Alright, the current ranking algorithm gives short shrift to a statistically significant 98% game with less reviews than a more popular 95% game. But what about games that are merely "mostly positive"?
Turns out they get absolutely buried.
Digging Deeper
By poring through the search results, I've got a pretty good idea about how Steam calculates the semantic buckets (I'm quite confident about the positive buckets, a little less about the negatives):
- 95 - 99% : Overhwelmingly Positive
- 94 - 80% : Very Positive
- 80 - 99% + few reviews: Positive
- 70 - 79% : Mostly Positive
- 40 - 69% : Mixed
- 20? - 39% : Mostly Negative
- 0 - 39% + rew reviews: Negative
- 0 - 19% : Very Negative
- 0 - 19% + many reviews: Overwhelmingly Negative
Notice that "positive" and "negative" in particular are calculated differently from the other buckets -- it's anything high or low but with very few samples.

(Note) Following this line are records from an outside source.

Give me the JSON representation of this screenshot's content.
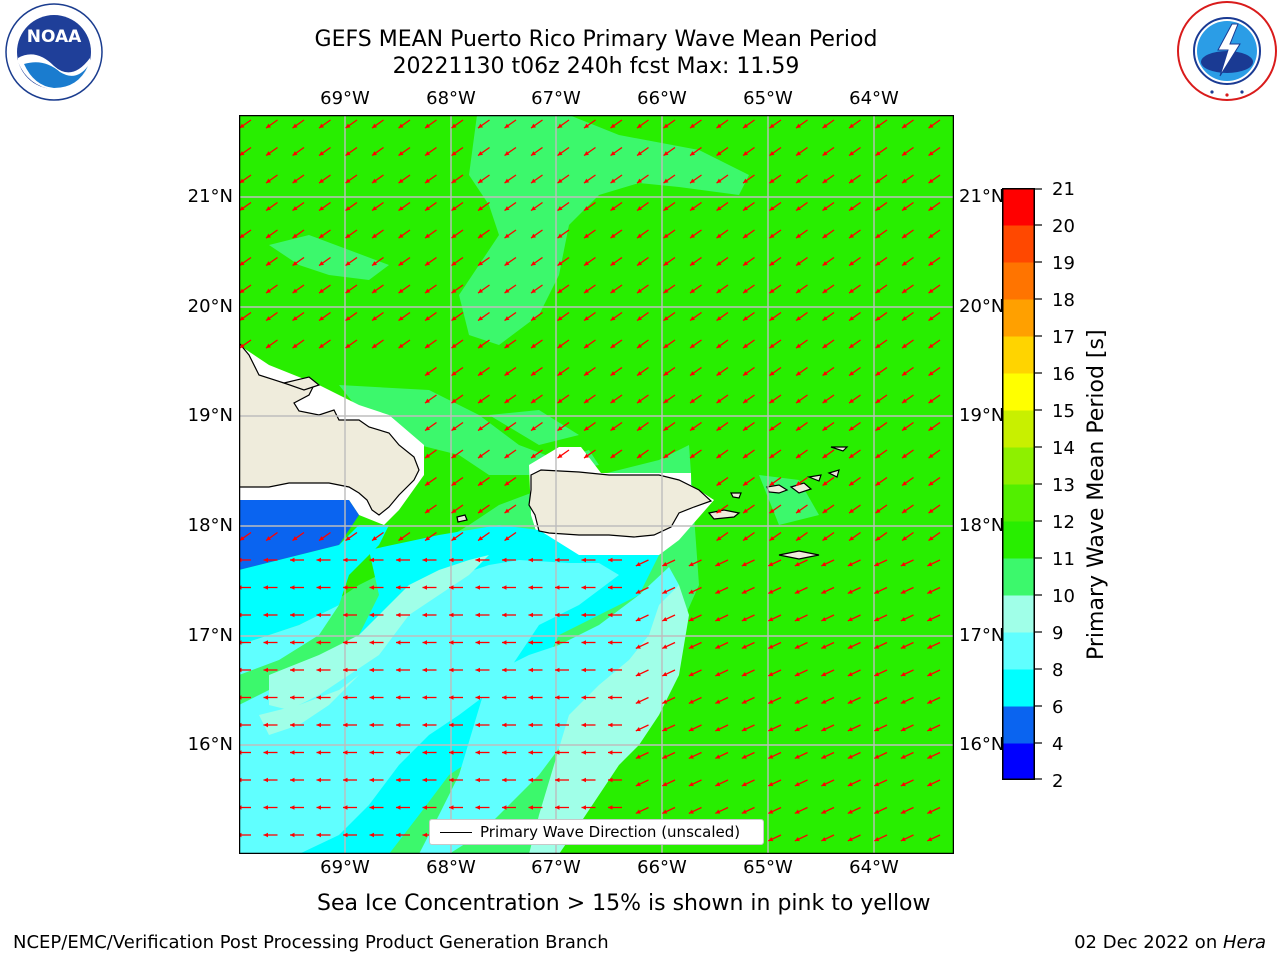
{
  "title": {
    "line1": "GEFS MEAN Puerto Rico Primary Wave Mean Period",
    "line2": "20221130 t06z 240h fcst   Max: 11.59"
  },
  "logos": {
    "noaa": {
      "text": "NOAA",
      "ring": "NATIONAL OCEANIC AND ATMOSPHERIC ADMINISTRATION · U.S. DEPARTMENT OF COMMERCE"
    },
    "nws": {
      "ring": "NATIONAL WEATHER SERVICE"
    }
  },
  "axes": {
    "lon_labels": [
      "69°W",
      "68°W",
      "67°W",
      "66°W",
      "65°W",
      "64°W"
    ],
    "lat_labels": [
      "21°N",
      "20°N",
      "19°N",
      "18°N",
      "17°N",
      "16°N"
    ],
    "right_lat_labels": [
      "21°N",
      "20°N",
      "19°N",
      "18°N",
      "17°N",
      "16°N"
    ]
  },
  "colorbar": {
    "title": "Primary Wave Mean Period [s]",
    "ticks": [
      "2",
      "4",
      "6",
      "8",
      "9",
      "10",
      "11",
      "12",
      "13",
      "14",
      "15",
      "16",
      "17",
      "18",
      "19",
      "20",
      "21"
    ],
    "colors": [
      "#0000ff",
      "#0a64f0",
      "#00ffff",
      "#60ffff",
      "#a0ffe8",
      "#3cf86c",
      "#28ee00",
      "#52ef00",
      "#8ef000",
      "#c8f000",
      "#ffff00",
      "#ffd400",
      "#ffa000",
      "#ff7400",
      "#ff4800",
      "#ff0000"
    ]
  },
  "legend": {
    "label": "Primary Wave Direction (unscaled)"
  },
  "note": "Sea Ice Concentration > 15% is shown in pink to yellow",
  "footer": {
    "left": "NCEP/EMC/Verification Post Processing Product Generation Branch",
    "date": "02 Dec 2022 on ",
    "machine": "Hera"
  },
  "map_colors": {
    "land": "#efecdc",
    "arrow": "#ff0000",
    "grid": "#bdbdbd"
  }
}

This leads to really weird results, as "mostly positive" reviews don't even show up until page 141, underneath titles with only a single review:
How does a title with a single thumbs up deserve a higher rank than one with over 11,000 positive affirmations?
This further strenghtens the case for Evan Miller's sorting method, but it brings up other concerns.
Give me a chance
1. Under Judgment
As I argued in my last article, there really needs to be some kind of "firehose" or "under judgment" filter, where ALL new titles are put on a special page where they are guaranteed some minimum amount of visibility. Until they have achieved a certain "critical mass" number of reviews, they are not assigned to any semantic bucket and no information about their review score is revealed. This prevents the absurd situation where a game's initial chart placement is determined by the first random dork to post a review.
2. Subjectivity
If the whole point of NewSteam is to do targetted recommendations, what if I only care about certain kinds of user reviews? If there's a new Action/RPG that's out, and Action players hate it but RPG players love it, maybe I only care what the RPG players think. So even if it gets a "50% - mixed" score overall, in my book it could actually be a "98% - overwhelmingly positive?".

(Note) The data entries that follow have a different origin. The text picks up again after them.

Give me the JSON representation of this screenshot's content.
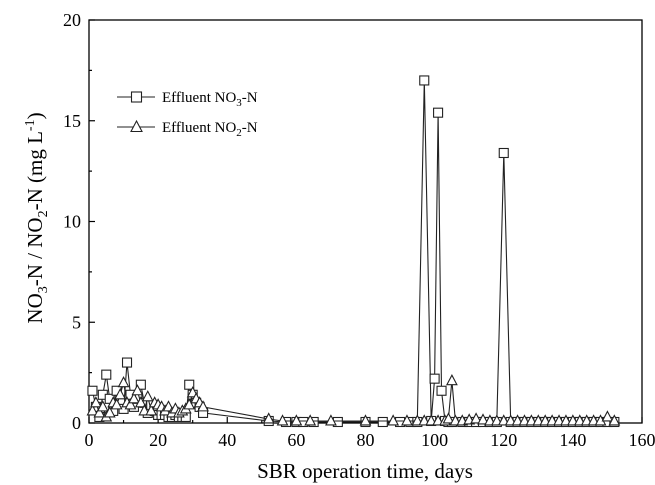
{
  "chart_data": {
    "type": "line",
    "xlabel": "SBR operation time, days",
    "ylabel": "NO3-N / NO2-N (mg L-1)",
    "xlim": [
      0,
      160
    ],
    "ylim": [
      0,
      20
    ],
    "xticks": [
      0,
      20,
      40,
      60,
      80,
      100,
      120,
      140,
      160
    ],
    "yticks": [
      0,
      5,
      10,
      15,
      20
    ],
    "legend_position": "upper-left",
    "series": [
      {
        "name": "Effluent NO3-N",
        "marker": "square",
        "x": [
          1,
          2,
          3,
          4,
          5,
          6,
          7,
          8,
          9,
          10,
          11,
          12,
          13,
          14,
          15,
          16,
          17,
          18,
          19,
          20,
          21,
          22,
          23,
          24,
          25,
          26,
          27,
          28,
          29,
          30,
          31,
          32,
          33,
          52,
          57,
          60,
          62,
          65,
          72,
          80,
          85,
          90,
          93,
          95,
          97,
          99,
          100,
          101,
          102,
          103,
          104,
          105,
          108,
          110,
          112,
          114,
          116,
          118,
          120,
          122,
          124,
          126,
          128,
          130,
          132,
          134,
          136,
          138,
          140,
          142,
          144,
          146,
          148,
          150,
          152
        ],
        "y": [
          1.6,
          0.8,
          0.3,
          1.4,
          2.4,
          1.2,
          0.6,
          1.6,
          1.0,
          0.7,
          3.0,
          1.4,
          0.8,
          1.2,
          1.9,
          1.0,
          0.5,
          0.9,
          0.6,
          0.4,
          0.4,
          0.4,
          0.3,
          0.3,
          0.4,
          0.3,
          0.3,
          0.3,
          1.9,
          1.4,
          1.0,
          0.8,
          0.5,
          0.1,
          0.05,
          0.05,
          0.05,
          0.05,
          0.05,
          0.05,
          0.05,
          0.05,
          0.05,
          0.05,
          17.0,
          0.1,
          2.2,
          15.4,
          1.6,
          0.1,
          0.05,
          0.05,
          0.05,
          0.05,
          0.05,
          0.05,
          0.05,
          0.05,
          13.4,
          0.05,
          0.05,
          0.05,
          0.05,
          0.05,
          0.05,
          0.05,
          0.05,
          0.05,
          0.05,
          0.05,
          0.05,
          0.05,
          0.05,
          0.05,
          0.05
        ]
      },
      {
        "name": "Effluent NO2-N",
        "marker": "triangle",
        "x": [
          1,
          2,
          3,
          4,
          5,
          6,
          7,
          8,
          9,
          10,
          11,
          12,
          13,
          14,
          15,
          16,
          17,
          18,
          19,
          20,
          21,
          22,
          23,
          24,
          25,
          26,
          27,
          28,
          29,
          30,
          31,
          32,
          33,
          52,
          56,
          60,
          64,
          70,
          80,
          88,
          92,
          95,
          97,
          99,
          101,
          103,
          104,
          105,
          106,
          108,
          110,
          112,
          114,
          116,
          118,
          120,
          122,
          124,
          126,
          128,
          130,
          132,
          134,
          136,
          138,
          140,
          142,
          144,
          146,
          148,
          150,
          152
        ],
        "y": [
          0.6,
          1.0,
          0.5,
          0.8,
          0.3,
          0.5,
          1.0,
          0.9,
          1.4,
          2.0,
          1.0,
          0.9,
          1.2,
          1.6,
          1.0,
          0.6,
          1.3,
          0.6,
          1.0,
          0.9,
          0.8,
          0.6,
          0.8,
          0.5,
          0.7,
          0.5,
          0.6,
          0.7,
          0.9,
          1.5,
          1.2,
          1.0,
          0.8,
          0.2,
          0.1,
          0.1,
          0.1,
          0.1,
          0.1,
          0.1,
          0.1,
          0.1,
          0.1,
          0.1,
          0.1,
          0.1,
          0.2,
          2.1,
          0.1,
          0.1,
          0.15,
          0.2,
          0.15,
          0.1,
          0.1,
          0.1,
          0.1,
          0.1,
          0.1,
          0.1,
          0.1,
          0.1,
          0.1,
          0.1,
          0.1,
          0.1,
          0.1,
          0.1,
          0.1,
          0.1,
          0.3,
          0.1
        ]
      }
    ]
  }
}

I'm not entirely sure how to account for things like this, and it's beyond the scope of this article, but it bears mentioning. Netflix and Kongregate have explored this issue at length, and Steam could learn a lot from them.
3. Better Charts Everywhere
Everywhere there's a chart on Steam, we need better sorting options. For instance, if you go to the Strategy Games tag page, right now you can only see "New Releases", "Top Sellers", and "Specials." There should be at least two more tabs -- "Top Rated" and "Recommended for you."
So those are my concerns about how Steam deals with it's user ratings. Hopefully I've written something useful here that might be of assitance to the hard-working folks at Valve!
EDIT: I should probably mention in the interests of full disclosure that Defender's Quest would stand to benefit from this change.